Decoding Dedalus: Pale Vampire

Is the mouth south someway? Or the south a mouth? – Stephen Dedalus

This is a post in a series called Decoding Dedalus where I take a passage of Ulysses and  break it down line by line.

The passage below comes from “Proteus,” the third episode of Ulysses. It appears on pages 47-48 in my copy (1990 Vintage International). We’ll be looking at the passage that begins “A side eye…” and ends “… the library counter.” 

In “Proteus,” James Joyce associated the color green with creation. We find green, and by extension creativity, reflected in the seaweed strewn across the strand, in Stephen’s memory of Kevin Egan’s absinthe and, direct from Cock lake, in Stephen’s urine. Thus far on June the sixteenth, Stephen has struggled to exercise his artistic creativity, instead disrupted by the crass Buck Mulligan, the gormless Haines and the calcified Mr. Deasy. Left to his own devices on Sandymount Strand, Stephen is finally stirred to claim his birthright as an Artist:

A side eye at my Hamlet hat. If I were suddenly naked here as I sit? I am not. 
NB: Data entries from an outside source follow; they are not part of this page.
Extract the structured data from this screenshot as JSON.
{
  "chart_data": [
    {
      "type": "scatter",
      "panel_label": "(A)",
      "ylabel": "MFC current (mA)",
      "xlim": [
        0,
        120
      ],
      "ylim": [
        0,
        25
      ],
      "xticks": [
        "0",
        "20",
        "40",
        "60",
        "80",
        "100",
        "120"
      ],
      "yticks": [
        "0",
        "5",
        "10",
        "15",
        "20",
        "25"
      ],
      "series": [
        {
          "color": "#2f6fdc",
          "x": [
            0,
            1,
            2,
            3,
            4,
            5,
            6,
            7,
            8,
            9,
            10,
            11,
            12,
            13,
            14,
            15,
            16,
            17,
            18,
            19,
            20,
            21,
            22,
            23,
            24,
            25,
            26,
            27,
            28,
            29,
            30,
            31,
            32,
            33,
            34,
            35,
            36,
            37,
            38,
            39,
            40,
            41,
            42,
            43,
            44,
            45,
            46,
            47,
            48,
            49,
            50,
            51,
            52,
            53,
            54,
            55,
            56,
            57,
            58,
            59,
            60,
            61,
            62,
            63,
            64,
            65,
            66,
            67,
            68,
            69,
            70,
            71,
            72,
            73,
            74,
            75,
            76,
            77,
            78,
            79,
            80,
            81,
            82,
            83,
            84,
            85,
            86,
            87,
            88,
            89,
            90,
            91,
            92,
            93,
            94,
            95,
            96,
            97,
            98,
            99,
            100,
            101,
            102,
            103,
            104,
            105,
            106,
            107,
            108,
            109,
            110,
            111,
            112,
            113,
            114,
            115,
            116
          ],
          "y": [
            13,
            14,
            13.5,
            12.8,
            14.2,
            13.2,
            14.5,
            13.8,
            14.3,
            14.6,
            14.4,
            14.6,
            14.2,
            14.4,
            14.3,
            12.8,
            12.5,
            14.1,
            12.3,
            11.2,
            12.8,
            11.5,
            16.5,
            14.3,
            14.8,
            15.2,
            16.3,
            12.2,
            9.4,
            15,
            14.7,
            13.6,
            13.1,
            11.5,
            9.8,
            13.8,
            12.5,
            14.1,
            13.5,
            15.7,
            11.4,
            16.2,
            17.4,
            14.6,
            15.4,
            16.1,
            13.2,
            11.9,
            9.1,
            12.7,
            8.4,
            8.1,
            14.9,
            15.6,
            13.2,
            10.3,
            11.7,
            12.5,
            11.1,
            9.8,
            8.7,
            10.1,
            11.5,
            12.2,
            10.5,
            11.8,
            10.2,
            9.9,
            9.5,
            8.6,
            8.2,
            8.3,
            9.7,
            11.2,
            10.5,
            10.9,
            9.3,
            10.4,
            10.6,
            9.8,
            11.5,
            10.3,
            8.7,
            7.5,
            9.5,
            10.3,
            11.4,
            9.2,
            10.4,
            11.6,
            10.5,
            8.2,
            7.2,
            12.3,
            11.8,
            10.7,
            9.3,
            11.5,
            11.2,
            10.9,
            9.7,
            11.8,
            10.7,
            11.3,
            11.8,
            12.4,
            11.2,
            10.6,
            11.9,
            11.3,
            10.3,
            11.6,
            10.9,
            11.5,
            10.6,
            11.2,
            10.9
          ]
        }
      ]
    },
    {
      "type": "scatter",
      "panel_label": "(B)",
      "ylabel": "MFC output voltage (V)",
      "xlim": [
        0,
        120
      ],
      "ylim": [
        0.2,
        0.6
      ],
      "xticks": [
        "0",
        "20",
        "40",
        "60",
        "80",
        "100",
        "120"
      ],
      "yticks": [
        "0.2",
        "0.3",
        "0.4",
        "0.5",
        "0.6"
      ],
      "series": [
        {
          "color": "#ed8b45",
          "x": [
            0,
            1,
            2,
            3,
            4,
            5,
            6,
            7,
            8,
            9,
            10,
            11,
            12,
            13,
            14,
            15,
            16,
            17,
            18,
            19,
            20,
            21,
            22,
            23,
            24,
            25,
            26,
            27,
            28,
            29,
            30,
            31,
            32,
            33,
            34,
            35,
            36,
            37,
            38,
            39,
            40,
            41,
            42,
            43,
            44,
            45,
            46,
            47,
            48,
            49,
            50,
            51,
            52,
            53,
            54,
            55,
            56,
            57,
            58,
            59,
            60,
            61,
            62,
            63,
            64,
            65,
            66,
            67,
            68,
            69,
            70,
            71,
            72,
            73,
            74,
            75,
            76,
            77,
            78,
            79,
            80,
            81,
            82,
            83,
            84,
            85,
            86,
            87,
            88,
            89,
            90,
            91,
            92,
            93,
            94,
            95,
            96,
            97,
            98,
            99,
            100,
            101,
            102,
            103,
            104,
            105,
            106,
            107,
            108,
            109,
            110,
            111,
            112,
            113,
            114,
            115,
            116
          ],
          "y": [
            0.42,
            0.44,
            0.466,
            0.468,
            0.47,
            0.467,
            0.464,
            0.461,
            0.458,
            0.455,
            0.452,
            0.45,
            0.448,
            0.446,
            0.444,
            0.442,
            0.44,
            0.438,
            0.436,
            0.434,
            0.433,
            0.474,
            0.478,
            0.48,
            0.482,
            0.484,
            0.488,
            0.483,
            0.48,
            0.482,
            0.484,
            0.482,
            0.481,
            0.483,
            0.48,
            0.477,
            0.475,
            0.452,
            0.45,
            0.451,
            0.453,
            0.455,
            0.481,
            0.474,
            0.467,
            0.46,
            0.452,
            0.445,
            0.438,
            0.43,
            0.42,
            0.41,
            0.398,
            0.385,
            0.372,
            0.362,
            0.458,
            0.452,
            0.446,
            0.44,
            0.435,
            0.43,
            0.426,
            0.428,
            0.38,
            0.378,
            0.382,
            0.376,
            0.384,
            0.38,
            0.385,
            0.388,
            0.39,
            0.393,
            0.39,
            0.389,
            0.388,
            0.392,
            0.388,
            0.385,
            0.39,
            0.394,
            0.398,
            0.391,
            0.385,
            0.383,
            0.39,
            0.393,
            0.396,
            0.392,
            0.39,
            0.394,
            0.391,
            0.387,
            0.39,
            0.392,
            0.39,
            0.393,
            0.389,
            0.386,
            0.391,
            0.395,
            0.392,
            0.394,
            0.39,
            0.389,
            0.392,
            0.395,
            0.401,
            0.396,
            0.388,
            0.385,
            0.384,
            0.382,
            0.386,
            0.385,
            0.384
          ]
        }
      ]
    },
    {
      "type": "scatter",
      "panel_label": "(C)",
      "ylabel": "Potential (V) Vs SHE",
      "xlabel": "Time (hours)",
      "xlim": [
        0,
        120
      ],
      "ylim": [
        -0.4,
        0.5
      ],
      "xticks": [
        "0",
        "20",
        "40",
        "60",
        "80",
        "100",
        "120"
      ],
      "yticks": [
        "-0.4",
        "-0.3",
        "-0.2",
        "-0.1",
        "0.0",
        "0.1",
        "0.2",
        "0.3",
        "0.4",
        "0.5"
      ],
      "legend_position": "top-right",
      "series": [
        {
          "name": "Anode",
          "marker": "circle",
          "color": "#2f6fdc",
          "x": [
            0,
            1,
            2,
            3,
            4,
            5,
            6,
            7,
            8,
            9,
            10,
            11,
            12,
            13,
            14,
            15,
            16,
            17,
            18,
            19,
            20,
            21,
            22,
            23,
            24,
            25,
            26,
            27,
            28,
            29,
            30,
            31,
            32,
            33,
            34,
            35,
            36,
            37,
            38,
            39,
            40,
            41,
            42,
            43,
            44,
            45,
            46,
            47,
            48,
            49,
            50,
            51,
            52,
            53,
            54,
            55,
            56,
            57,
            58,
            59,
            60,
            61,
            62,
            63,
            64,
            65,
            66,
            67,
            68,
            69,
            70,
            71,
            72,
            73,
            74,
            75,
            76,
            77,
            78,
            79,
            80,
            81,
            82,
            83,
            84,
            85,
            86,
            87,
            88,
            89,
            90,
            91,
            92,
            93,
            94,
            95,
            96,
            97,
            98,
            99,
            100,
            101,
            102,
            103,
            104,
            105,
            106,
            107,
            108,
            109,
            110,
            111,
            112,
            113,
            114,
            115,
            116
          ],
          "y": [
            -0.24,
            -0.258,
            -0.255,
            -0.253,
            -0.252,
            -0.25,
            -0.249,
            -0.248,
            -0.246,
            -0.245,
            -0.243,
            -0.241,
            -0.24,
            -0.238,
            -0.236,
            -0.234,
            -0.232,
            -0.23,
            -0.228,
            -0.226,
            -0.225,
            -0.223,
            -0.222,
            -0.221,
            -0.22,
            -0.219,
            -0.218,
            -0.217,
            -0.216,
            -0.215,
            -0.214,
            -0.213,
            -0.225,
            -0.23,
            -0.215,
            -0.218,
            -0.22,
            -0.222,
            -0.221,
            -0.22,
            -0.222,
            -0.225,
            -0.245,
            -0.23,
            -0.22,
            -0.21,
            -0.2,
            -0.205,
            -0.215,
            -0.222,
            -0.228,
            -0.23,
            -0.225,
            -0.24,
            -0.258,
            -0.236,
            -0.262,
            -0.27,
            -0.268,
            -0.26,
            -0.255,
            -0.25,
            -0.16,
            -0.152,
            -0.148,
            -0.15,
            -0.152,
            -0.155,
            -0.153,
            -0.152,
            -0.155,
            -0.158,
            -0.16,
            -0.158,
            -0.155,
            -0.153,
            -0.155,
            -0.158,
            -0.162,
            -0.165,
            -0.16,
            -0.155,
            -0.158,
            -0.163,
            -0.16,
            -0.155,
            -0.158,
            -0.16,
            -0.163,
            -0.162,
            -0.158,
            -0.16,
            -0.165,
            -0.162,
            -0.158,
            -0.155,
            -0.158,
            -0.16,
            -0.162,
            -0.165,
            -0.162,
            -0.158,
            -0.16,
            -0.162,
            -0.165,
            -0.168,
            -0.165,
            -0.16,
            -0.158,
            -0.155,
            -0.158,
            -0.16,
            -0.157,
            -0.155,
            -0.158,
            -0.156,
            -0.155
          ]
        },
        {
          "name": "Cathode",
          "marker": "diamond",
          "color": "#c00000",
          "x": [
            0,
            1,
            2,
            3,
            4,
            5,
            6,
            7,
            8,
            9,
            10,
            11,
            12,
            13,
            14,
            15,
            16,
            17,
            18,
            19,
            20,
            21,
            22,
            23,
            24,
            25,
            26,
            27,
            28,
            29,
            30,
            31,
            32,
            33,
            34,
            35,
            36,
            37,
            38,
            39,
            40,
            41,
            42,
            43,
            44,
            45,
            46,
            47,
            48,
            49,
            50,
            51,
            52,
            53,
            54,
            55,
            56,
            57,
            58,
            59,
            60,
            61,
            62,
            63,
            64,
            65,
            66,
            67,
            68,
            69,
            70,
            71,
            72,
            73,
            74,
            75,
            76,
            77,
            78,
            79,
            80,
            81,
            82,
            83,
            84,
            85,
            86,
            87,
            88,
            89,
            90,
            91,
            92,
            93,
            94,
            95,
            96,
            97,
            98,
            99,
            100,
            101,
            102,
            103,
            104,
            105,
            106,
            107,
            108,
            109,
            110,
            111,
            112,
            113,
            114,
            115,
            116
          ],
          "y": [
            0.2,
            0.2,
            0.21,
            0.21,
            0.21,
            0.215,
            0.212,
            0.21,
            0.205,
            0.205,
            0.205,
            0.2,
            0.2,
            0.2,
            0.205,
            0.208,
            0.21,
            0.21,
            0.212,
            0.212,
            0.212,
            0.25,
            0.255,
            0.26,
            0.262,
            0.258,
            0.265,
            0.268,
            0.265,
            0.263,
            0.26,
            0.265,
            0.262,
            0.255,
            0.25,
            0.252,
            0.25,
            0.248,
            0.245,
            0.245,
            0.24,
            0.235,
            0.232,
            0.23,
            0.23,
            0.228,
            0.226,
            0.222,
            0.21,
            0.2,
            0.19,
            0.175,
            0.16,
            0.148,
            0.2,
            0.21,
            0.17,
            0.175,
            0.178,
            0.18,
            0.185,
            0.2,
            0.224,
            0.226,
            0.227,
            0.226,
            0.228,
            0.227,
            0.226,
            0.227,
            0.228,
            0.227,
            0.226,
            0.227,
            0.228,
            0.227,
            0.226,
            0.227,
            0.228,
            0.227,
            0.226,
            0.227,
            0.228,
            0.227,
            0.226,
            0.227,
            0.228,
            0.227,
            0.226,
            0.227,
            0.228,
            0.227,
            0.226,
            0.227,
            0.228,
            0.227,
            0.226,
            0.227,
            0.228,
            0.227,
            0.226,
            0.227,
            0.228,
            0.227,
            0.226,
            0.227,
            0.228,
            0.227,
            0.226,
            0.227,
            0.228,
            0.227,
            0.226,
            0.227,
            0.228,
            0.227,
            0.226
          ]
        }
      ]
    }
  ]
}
As the cocklepickers pass Stephen by, he is first stirred by a different kind of “creative” inspiration. Previously he had let his imagination run wild, imagining the couple to be a pimp and a prostitute scamming the wealthy men of Dublin. Stephen speculates that his Parisian fashion statement has caught the woman’s eye. The Latin Quarter hat has transformed, in accordance with the protean nature of all things found on Sandymount Strand, into a Hamlet hat.  “Latin Quarter hat” is a Mulligan-ism, a phrase used to mock Stephen’s attachment to the trappings of his previous faux-hemian surroundings. Here, Stephen is gaining a bit of agency, at the very least dictating the nickname of his hat. More importantly, he is naming his role in the “story” of his life. He is Hamlet, the aggrieved Prince of Denmark. Usurpers, beware.